Q: Is over-the-counter sunscreen safe to apply to skin with active flares?
Dr. Ferris: It is best not to apply sunscreen to open or actively inflamed skin.
Q: What should those with psoriasis be looking for when shopping for a sunscreen?
Dr. Ferris: Ideally, I recommend looking for sunscreens that contain zinc oxide or titanium dioxide, which are products that help to block the sun’s harmful rays. Look for sunscreens that are at least SPF 30. Other than avoiding open or inflamed skin, the same recommendations hold true for psoriasis patients as with most people.
Q: Is sunscreen enough to keep you safe in the sun?

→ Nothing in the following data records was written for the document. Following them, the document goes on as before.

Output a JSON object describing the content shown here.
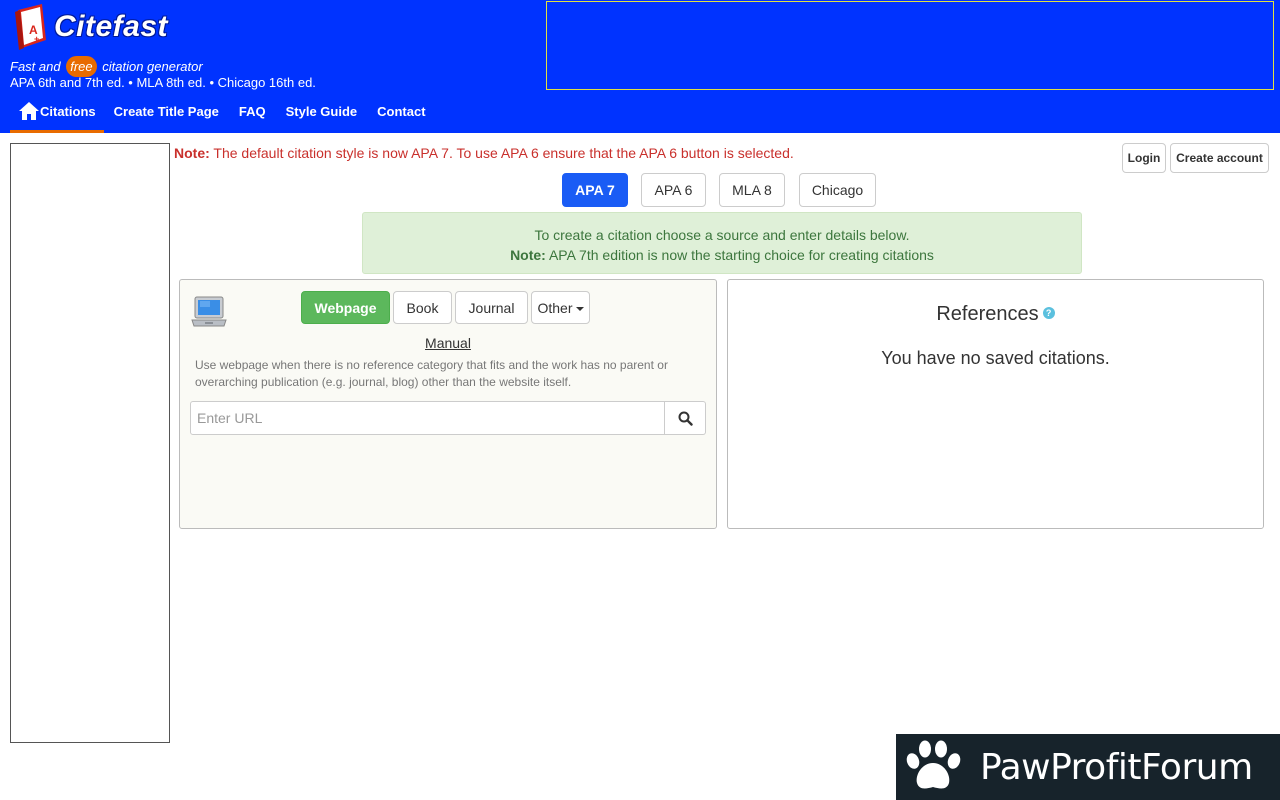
{
  "header": {
    "brand": "Citefast",
    "tagline_before": "Fast and",
    "tagline_badge": "free",
    "tagline_after": "citation generator",
    "editions": "APA 6th and 7th ed. • MLA 8th ed. • Chicago 16th ed.",
    "colors": {
      "background": "#0033ff",
      "accent": "#e86b00"
    }
  },
  "nav": {
    "items": [
      {
        "label": "Citations",
        "icon": "home-icon",
        "active": true
      },
      {
        "label": "Create Title Page"
      },
      {
        "label": "FAQ"
      },
      {
        "label": "Style Guide"
      },
      {
        "label": "Contact"
      }
    ]
  },
  "notice": {
    "prefix": "Note:",
    "text": " The default citation style is now APA 7. To use APA 6 ensure that the APA 6 button is selected."
  },
  "auth": {
    "login": "Login",
    "create_account": "Create account"
  },
  "styles": {
    "selected": "APA 7",
    "options": [
      "APA 7",
      "APA 6",
      "MLA 8",
      "Chicago"
    ]
  },
  "info": {
    "line1": "To create a citation choose a source and enter details below.",
    "note_prefix": "Note:",
    "note_text": " APA 7th edition is now the starting choice for creating citations"
  },
  "source": {
    "icon": "laptop-icon",
    "selected": "Webpage",
    "options": [
      "Webpage",
      "Book",
      "Journal",
      "Other"
    ],
    "manual_link": "Manual",
    "help": "Use webpage when there is no reference category that fits and the work has no parent or overarching publication (e.g. journal, blog) other than the website itself.",
    "url_placeholder": "Enter URL",
    "url_value": ""
  },
  "references": {
    "title": "References",
    "help_icon": "question-icon",
    "empty_message": "You have no saved citations."
  },
  "watermark": {
    "text": "PawProfitForum",
    "icon": "paw-icon"
  }
}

Dr. Ferris: In warm weather, there are a number of issues that can contribute to flare-ups, including sunburn and too much exposure to the sun. It is important to apply sunscreen frequently, but other measures are also important, like wearing clothing that helps to protect your skin while in the sun, sitting in the shade when you can, avoiding peak hours of sun between the hours of 10 a.m. and 4 p.m. and wearing a hat.